Embora a palavra “transexual” tenha sido cunhada recentemente, o mesmo não pode ser dito de “andrógino” e “hermafrodita” que, mutatis mutandis, podem ser incluídas em seu mesmo campo semântico: trata-se de pessoas que “apresentam características, traços, órgãos ou comportamento imprecisos, entre masculino e feminino”.

No campo das artes visuais, a tensão entre os sexos em um mesmo corpo foi representada das mais variadas formas. O faraó egípcio Akhenaton, servidor de Aton (a manifestação esférica do deus-sol Rá), é representado em uma série de esculturas como uma figura andrógina, com o corpo construído por curvas sinuosas. Tal opção parece justificável devido à compreensão de Aton como “pai e a mãe de todas as coisas”, ou seja, uma relação entre divindade e ambivalência sexual, absolutismo no poder político e religioso. Aqui, androginia se associa a poder.

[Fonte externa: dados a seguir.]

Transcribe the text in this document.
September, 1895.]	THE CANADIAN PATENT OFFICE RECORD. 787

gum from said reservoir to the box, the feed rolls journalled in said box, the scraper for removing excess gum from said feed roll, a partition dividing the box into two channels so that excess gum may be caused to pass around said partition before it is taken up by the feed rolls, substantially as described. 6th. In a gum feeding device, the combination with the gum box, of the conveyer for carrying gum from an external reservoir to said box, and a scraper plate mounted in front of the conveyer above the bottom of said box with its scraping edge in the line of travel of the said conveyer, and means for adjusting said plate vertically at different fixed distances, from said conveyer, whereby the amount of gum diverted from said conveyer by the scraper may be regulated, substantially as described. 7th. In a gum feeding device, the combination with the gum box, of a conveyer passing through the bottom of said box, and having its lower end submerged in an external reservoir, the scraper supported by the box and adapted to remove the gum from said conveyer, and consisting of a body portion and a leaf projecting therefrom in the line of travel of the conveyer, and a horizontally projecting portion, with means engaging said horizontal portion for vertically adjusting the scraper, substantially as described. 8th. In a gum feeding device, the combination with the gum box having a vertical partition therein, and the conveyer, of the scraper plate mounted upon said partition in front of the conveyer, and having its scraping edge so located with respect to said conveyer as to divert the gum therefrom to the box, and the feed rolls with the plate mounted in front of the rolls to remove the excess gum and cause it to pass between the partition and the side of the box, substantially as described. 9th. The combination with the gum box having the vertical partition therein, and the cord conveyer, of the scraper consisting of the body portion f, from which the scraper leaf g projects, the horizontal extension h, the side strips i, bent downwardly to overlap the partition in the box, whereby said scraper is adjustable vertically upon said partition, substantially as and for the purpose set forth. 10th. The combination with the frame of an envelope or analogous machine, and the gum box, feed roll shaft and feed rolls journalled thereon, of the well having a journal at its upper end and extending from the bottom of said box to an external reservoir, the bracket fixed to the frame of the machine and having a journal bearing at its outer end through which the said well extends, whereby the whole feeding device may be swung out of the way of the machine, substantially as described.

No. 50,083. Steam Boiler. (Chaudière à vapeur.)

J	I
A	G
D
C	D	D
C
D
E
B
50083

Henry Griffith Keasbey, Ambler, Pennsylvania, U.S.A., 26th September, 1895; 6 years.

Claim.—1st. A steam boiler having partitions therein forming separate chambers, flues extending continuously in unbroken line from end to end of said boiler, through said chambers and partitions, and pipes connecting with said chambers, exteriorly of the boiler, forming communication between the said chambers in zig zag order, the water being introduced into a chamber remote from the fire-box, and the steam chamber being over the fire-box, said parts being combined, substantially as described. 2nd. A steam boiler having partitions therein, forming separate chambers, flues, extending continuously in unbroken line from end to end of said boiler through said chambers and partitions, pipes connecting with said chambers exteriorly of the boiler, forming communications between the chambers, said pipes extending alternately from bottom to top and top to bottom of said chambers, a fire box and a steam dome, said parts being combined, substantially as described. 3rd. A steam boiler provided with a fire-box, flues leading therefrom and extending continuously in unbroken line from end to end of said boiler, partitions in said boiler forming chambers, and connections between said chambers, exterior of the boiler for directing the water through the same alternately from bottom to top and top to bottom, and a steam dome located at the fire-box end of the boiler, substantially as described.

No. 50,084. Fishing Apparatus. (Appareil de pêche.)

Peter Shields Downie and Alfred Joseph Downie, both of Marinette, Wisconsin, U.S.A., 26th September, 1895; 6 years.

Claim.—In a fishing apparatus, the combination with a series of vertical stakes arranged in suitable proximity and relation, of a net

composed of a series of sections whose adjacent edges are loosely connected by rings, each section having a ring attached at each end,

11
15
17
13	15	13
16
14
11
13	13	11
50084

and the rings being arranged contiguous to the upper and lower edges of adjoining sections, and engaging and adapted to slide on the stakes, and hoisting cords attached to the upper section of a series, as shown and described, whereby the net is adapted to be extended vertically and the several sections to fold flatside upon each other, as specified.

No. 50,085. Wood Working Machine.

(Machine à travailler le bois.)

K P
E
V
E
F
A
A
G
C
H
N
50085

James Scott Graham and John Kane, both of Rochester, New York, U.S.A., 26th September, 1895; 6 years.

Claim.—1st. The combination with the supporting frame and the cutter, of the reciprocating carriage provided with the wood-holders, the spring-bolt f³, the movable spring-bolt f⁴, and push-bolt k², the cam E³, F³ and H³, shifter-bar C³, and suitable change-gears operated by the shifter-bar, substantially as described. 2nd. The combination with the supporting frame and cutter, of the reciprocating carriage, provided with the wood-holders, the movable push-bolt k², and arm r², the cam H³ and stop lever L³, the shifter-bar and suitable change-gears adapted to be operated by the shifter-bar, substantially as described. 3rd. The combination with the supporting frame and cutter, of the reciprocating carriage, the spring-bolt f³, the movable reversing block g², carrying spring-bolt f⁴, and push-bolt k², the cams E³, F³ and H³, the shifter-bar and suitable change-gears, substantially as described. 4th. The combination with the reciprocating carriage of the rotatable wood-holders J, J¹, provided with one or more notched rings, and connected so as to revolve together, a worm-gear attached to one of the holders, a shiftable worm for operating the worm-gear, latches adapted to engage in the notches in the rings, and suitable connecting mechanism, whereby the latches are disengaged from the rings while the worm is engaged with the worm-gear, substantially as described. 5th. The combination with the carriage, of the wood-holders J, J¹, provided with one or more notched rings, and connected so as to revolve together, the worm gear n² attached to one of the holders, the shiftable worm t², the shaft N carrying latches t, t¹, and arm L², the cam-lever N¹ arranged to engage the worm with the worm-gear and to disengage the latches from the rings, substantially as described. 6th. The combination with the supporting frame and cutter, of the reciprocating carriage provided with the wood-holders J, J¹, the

Na história ocidental moderna, porém, esta tensão é frequentemente compreendida como algo monstruoso. Nos primeiros tratados médicos renascentistas, o hermafroditismo é considerado uma anomalia. No tratado de Ambroise Paré, “Dos monstros e dos prodígios” (1579), os hermafroditas estão listados como aqueles que “são coisas que aparecem fora do curso da natureza”. Temer o hermafrodita é temer o outro e, portanto, tais imagens e definições podem dialogar com a alteridade cultural. Exemplo disso é um retrato pintado por José de Ribera (1591-1652), da família de Magdalena Ventura, uma nobre napolitana em quem teria nascido, aos 37 anos, uma longa barba. O olhar é lançado para aqueles que se encontram à margem. Androginia e exotismo cultural caminham juntos.

Luis XIV (1638-1715), também conhecido como “rei-sol”, dialoga com Akhenaton e incentiva em seus “retratos de Estado” a tensão entre sua posição política e seus cabelos e vestimentas femininos. Neles vemos a utilização de maquiagem, perucas, saltos e estampas que saltam de seus trajes, lançando moda e sendo considerado como um dos grandes incentivadores do dito “estilo rococó” e, nos dias atuais, um protótipo do travestismo.

Através da fotografia, temos a “Rose Sélavy” de Marcel Duchamp (1887-1968), mais uma faceta para o conjunto de identidades que forma a figura do artista francês. Duchamp enquanto modelo feminino. Andy Warhol (1928-1987), por outro lado, fotografa e também é modelo; retratos e auto-retratos de travestis, já em outro recorte histórico, o da tomada de consciência de uma cultura gay. Travestir-se também pode ser uma forma de realizar críticas culturais, como no caso de Yasumasa Morimura (1951-), artista japonês que se traveste, por exemplo, de Olympia, célebre mulher pintada por Édouard Manet (1832-1883) e, para além de questões de gênero, nos faz pensar sobre geografia e os lugares das culturas ocidental e oriental.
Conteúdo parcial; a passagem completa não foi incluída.